On savait déjà que les plantes pouvaient voir, sentir ou entendre. Des chercheurs israéliens affirment aujourd’hui que les végétaux émettent des ultrasons dont ils se servent pour communiquer avec leur environnement. Une nouvelle faculté qui demeure encore bien mystérieuse.
On savait déjà que les plantes disposaient de sens étonnants pour communiquer entre elles et avec leur environnement. Elles sont ainsi munies de photorécepteurs pour détecter la lumière et distinguer différentes couleurs dans le spectre lumineux. Elles sont également dotées du sens du toucher : un arbre va adapter sa croissance en fonction du vent et de son intensité. Elles sont aussi sensibles aux odeurs et aux sons. On a même découvert des plantes qui deviennent fluorescentes lorsqu’elles sont attaquées par une chenille ! Mais on pensait jusqu’ici que les végétaux restaient des êtres silencieux.
Erreur ! Les plantes émettent des ultrasons à des fréquences comprises entre 20 et 100 kHz, et détectables jusqu’à plusieurs mètres de distance. C’est la découverte surprenante d’Itzhak Khait et ses collègues de l’université de Tel Aviv dont l’article vient d’être publié sur la plateforme bioRxiv. Les chercheurs ont placé des microphones à 10 cm de plants de tabac et de tomates, puis leur ont fait subir un stress, soit en les soumettant à une sécheresse, soit en pratiquant une coupure à la tige au niveau de la racine.
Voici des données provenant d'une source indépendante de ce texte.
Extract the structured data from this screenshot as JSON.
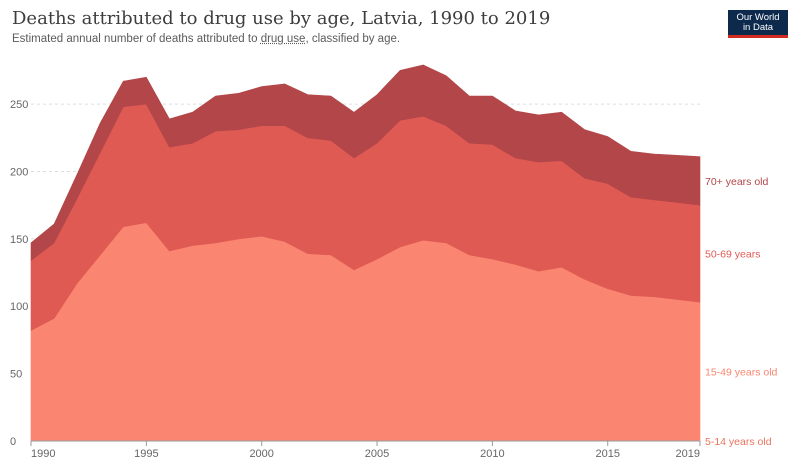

Ils ont ensuite enregistré les sons émis durant une heure.
Un « code morse » spécifique à chaque plante et à chaque situation
Lorsqu’elles sont stressées, les plantes émettent non seulement des bruits, mais ces derniers peuvent être interprétés comme une sorte de langage. Les chercheurs ont ainsi développé un algorithme pour isoler le son émis par les plantes du bruit ambiant (pluie, vent, bruissements…). Il a pu détecter quel type de stress était subi par la plante en fonction de la fréquence et de l’intensité du son. Un plant de tomates en situation de sécheresse émet ainsi en moyenne 35 sons par heure, contre 11 pour le tabac. Lorsque la tige est coupée, la tomate émet 25 sons par heure et le tabac 15. De même, le tabac stressé émet des sons de plus forte intensité que la tomate.
Itzhak Khait et ses collègues n’ont pour l’instant étudié que ces deux espèces, mais lors d’autres essais préliminaires, ils ont enregistré des ultrasons émis par un cactus mamillaire (Mammillaria spinosissima) ou un lamier amplexicaule (Lamium amplexicaule), une petite fleur rose qui se trouve fréquemment dans les friches ou au bord des chemins.
L’éclatement de microbulles dans le xylème
Mais par quel mystère les plantes sont-elles ainsi capables d’émettre des sons ? Les chercheurs n’en sont qu’au stade des hypothèses, mais avancent le phénomène de cavitation. Pour aspirer la sève vers le haut, la pression dans le xylème est normalement inférieure à celle de la pression atmosphérique et même négative. Mais, lors d’épisodes de sécheresse, la tension sur les parois des vaisseaux devient trop forte, et de minuscules bulles d’air peuvent être aspirées dans le xylème, créant une « embolie » parfois fatale. Les sons pourraient provenir de la formation et l’éclatement de ces microbulles.
Au secours, je suis attaquée par un insecte !
Les auteurs suggèrent que ce « langage » pourrait être utilisé par les insectes pour choisir où déposer leurs larves, leur permettant d’éviter les plantes fragilisées, ou encore par les animaux comme les chauves-souris ou les herbivores (sensibles aux ultrasons), qui pourraient ainsi venir à la rescousse des plantes attaquées en dévorant le visiteur indésirable. En outre, « cette faculté pourrait constituer un nouvel outil pour l’agriculture de précision, afin de détecter les plantes soumises à un stress hydrique grâce à un simple microphone », augurent les auteurs.
Autant de supputations qui laissent sceptiques bon nombre de spécialistes. « Beaucoup d’autres facteurs peuvent expliquer pourquoi les insectes évitent certaines plantes et pas d’autres », balaye ainsi Edward Farmer, du Département de biologie moléculaire à l’université de Lausanne, interrogé par le New Scientist. D’autre part, si le phénomène de cavitation est bien en cause, cela exclurait de fait d’autres types de stress comme la salinité ou la température.